Yeah... I was kind of taken aback when I read it.

[–]pitaenigma 0ポイント1ポイント  (0子コメント)

I recognize some of these weapons!

[–]MightyVanguardis literally Hitler for saying the Nazis were bad 0ポイント1ポイント  (1子コメント)

Why yes, it was so inferior that it could punch a hole straight through a Tiger's frontal armor, or the tiger II's side armor.

Also, comparing the 75mm on the Panther as better is just using World of Tanks logic.

I'm sure he also didn't take into account that the U.S. used it through Korea and wiped the floor with T-34s all the way through.

[–]MaxRavenclawIn reality, most tank battles took place at ranges over 2km![S] 0ポイント1ポイント  (0子コメント)

This is Zaloga we're talking about.

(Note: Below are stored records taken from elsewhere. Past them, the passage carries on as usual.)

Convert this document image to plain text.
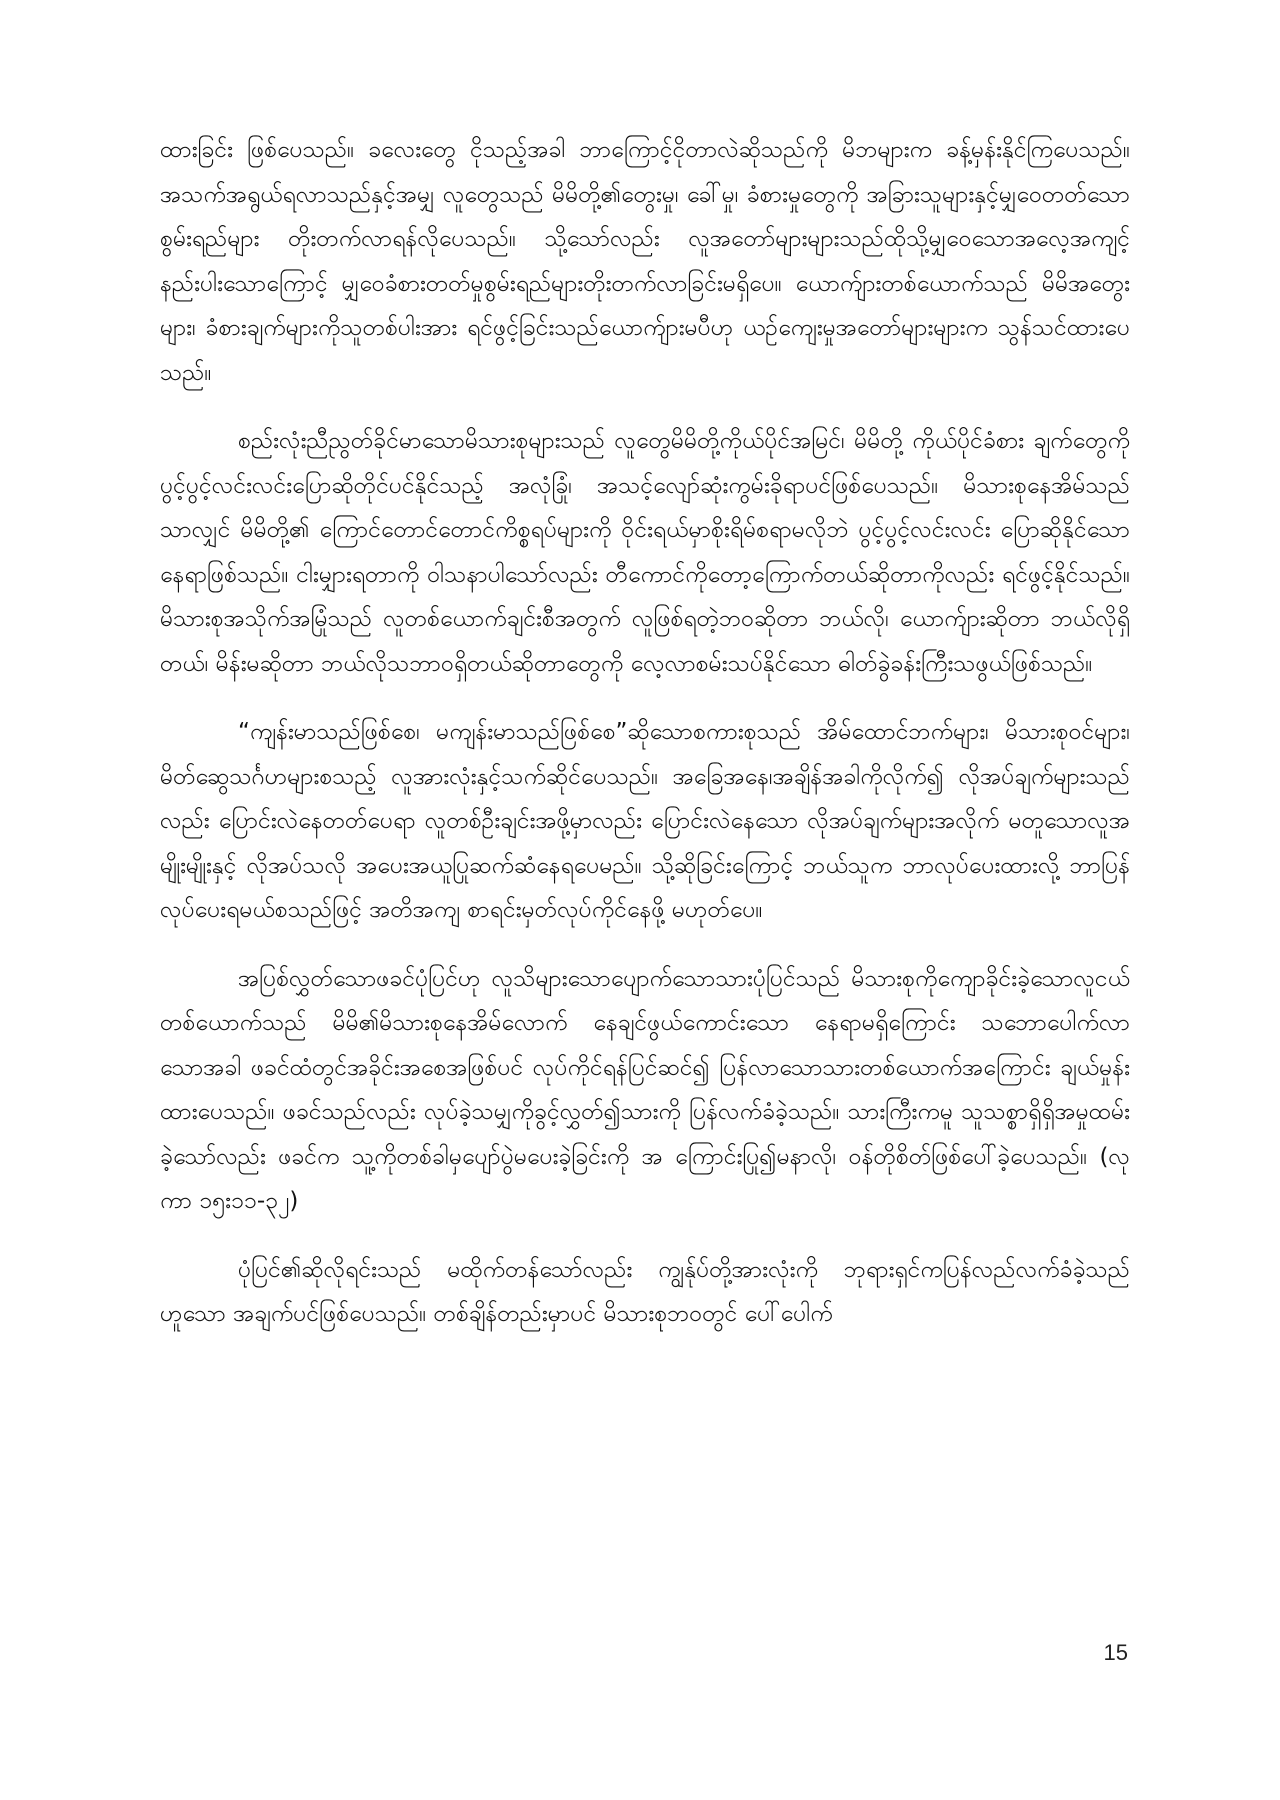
ထားခြင်း ဖြစ်ပေသည်။ ခလေးတွေ ငိုသည့်အခါ ဘာကြောင့်ငိုတာလဲဆိုသည်ကို မိဘများက ခန့်မှန်းနိုင်ကြပေသည်။ အသက်အရွယ်ရလာသည်နှင့်အမျှ လူတွေသည် မိမိတို့၏တွေးမှု၊ ခေါ်မှု၊ ခံစားမှုတွေကို အခြားသူများနှင့်မျှဝေတတ်သော စွမ်းရည်များ တိုးတက်လာရန်လိုပေသည်။ သို့သော်လည်း လူအတော်များများသည်ထိုသို့မျှဝေသောအလေ့အကျင့်နည်းပါးသောကြောင့် မျှဝေခံစားတတ်မှုစွမ်းရည်များတိုးတက်လာခြင်းမရှိပေ။ ယောက်ျားတစ်ယောက်သည် မိမိအတွေးများ၊ ခံစားချက်များကိုသူတစ်ပါးအား ရင်ဖွင့်ခြင်းသည်ယောက်ျားမပီဟု ယဉ်ကျေးမှုအတော်များများက သွန်သင်ထားပေသည်။

စည်းလုံးညီညွတ်ခိုင်မာသောမိသားစုများသည် လူတွေမိမိတို့ကိုယ်ပိုင်အမြင်၊ မိမိတို့ ကိုယ်ပိုင်ခံစား ချက်တွေကို ပွင့်ပွင့်လင်းလင်းပြောဆိုတိုင်ပင်နိုင်သည့် အလုံခြုံ၊ အသင့်လျော်ဆုံးကွမ်းခိုရာပင်ဖြစ်ပေသည်။ မိသားစုနေအိမ်သည်သာလျှင် မိမိတို့၏ ကြောင်တောင်တောင်ကိစ္စရပ်များကို ဝိုင်းရယ်မှာစိုးရိမ်စရာမလိုဘဲ ပွင့်ပွင့်လင်းလင်း ပြောဆိုနိုင်သော နေရာဖြစ်သည်။ ငါးမျှားရတာကို ဝါသနာပါသော်လည်း တီကောင်ကိုတော့ကြောက်တယ်ဆိုတာကိုလည်း ရင်ဖွင့်နိုင်သည်။ မိသားစုအသိုက်အမြုံသည် လူတစ်ယောက်ချင်းစီအတွက် လူဖြစ်ရတဲ့ဘဝဆိုတာ ဘယ်လို၊ ယောက်ျားဆိုတာ ဘယ်လိုရှိတယ်၊ မိန်းမဆိုတာ ဘယ်လိုသဘာဝရှိတယ်ဆိုတာတွေကို လေ့လာစမ်းသပ်နိုင်သော ဓါတ်ခွဲခန်းကြီးသဖွယ်ဖြစ်သည်။

“ကျန်းမာသည်ဖြစ်စေ၊ မကျန်းမာသည်ဖြစ်စေ”ဆိုသောစကားစုသည် အိမ်ထောင်ဘက်များ၊ မိသားစုဝင်များ၊ မိတ်ဆွေသင်္ဂဟများစသည့် လူအားလုံးနှင့်သက်ဆိုင်ပေသည်။ အခြေအနေ၊အချိန်အခါကိုလိုက်၍ လိုအပ်ချက်များသည်လည်း ပြောင်းလဲနေတတ်ပေရာ လူတစ်ဦးချင်းအဖို့မှာလည်း ပြောင်းလဲနေသော လိုအပ်ချက်များအလိုက် မတူသောလူအမျိုးမျိုးနှင့် လိုအပ်သလို အပေးအယူပြုဆက်ဆံနေရပေမည်။ သို့ဆိုခြင်းကြောင့် ဘယ်သူက ဘာလုပ်ပေးထားလို့ ဘာပြန်လုပ်ပေးရမယ်စသည်ဖြင့် အတိအကျ စာရင်းမှတ်လုပ်ကိုင်နေဖို့ မဟုတ်ပေ။

အပြစ်လွှတ်သောဖခင်ပုံပြင်ဟု လူသိများသောပျောက်သောသားပုံပြင်သည် မိသားစုကိုကျောခိုင်းခဲ့သောလူငယ်တစ်ယောက်သည် မိမိ၏မိသားစုနေအိမ်လောက် နေချင်ဖွယ်ကောင်းသော နေရာမရှိကြောင်း သဘောပေါက်လာသောအခါ ဖခင်ထံတွင်အခိုင်းအစေအဖြစ်ပင် လုပ်ကိုင်ရန်ပြင်ဆင်၍ ပြန်လာသောသားတစ်ယောက်အကြောင်း ချယ်မှုန်းထားပေသည်။ ဖခင်သည်လည်း လုပ်ခဲ့သမျှကိုခွင့်လွှတ်၍သားကို ပြန်လက်ခံခဲ့သည်။ သားကြီးကမူ သူသစ္စာရှိရှိအမှုထမ်းခဲ့သော်လည်း ဖခင်က သူ့ကိုတစ်ခါမှပျော်ပွဲမပေးခဲ့ခြင်းကို အ ကြောင်းပြု၍မနာလို၊ ဝန်တိုစိတ်ဖြစ်ပေါ်ခဲ့ပေသည်။ (လုကာ ၁၅း၁၁-၃၂)

ပုံပြင်၏ဆိုလိုရင်းသည် မထိုက်တန်သော်လည်း ကျွန်ုပ်တို့အားလုံးကို ဘုရားရှင်ကပြန်လည်လက်ခံခဲ့သည်ဟူသော အချက်ပင်ဖြစ်ပေသည်။ တစ်ချိန်တည်းမှာပင် မိသားစုဘဝတွင် ပေါ်ပေါက်

15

Of course he took that into account. He has an entire chapter on post-war Sherman use. He says that the Sherman and T-34 were equally matched in Korea, except that Korean soldiers were poorly trained, so Sherman had an advantage.

So this isn't some Wehraboo. I'm just trying to figure out if he's made a mistake, chose bad words or I'm just not understanding what he's trying to say.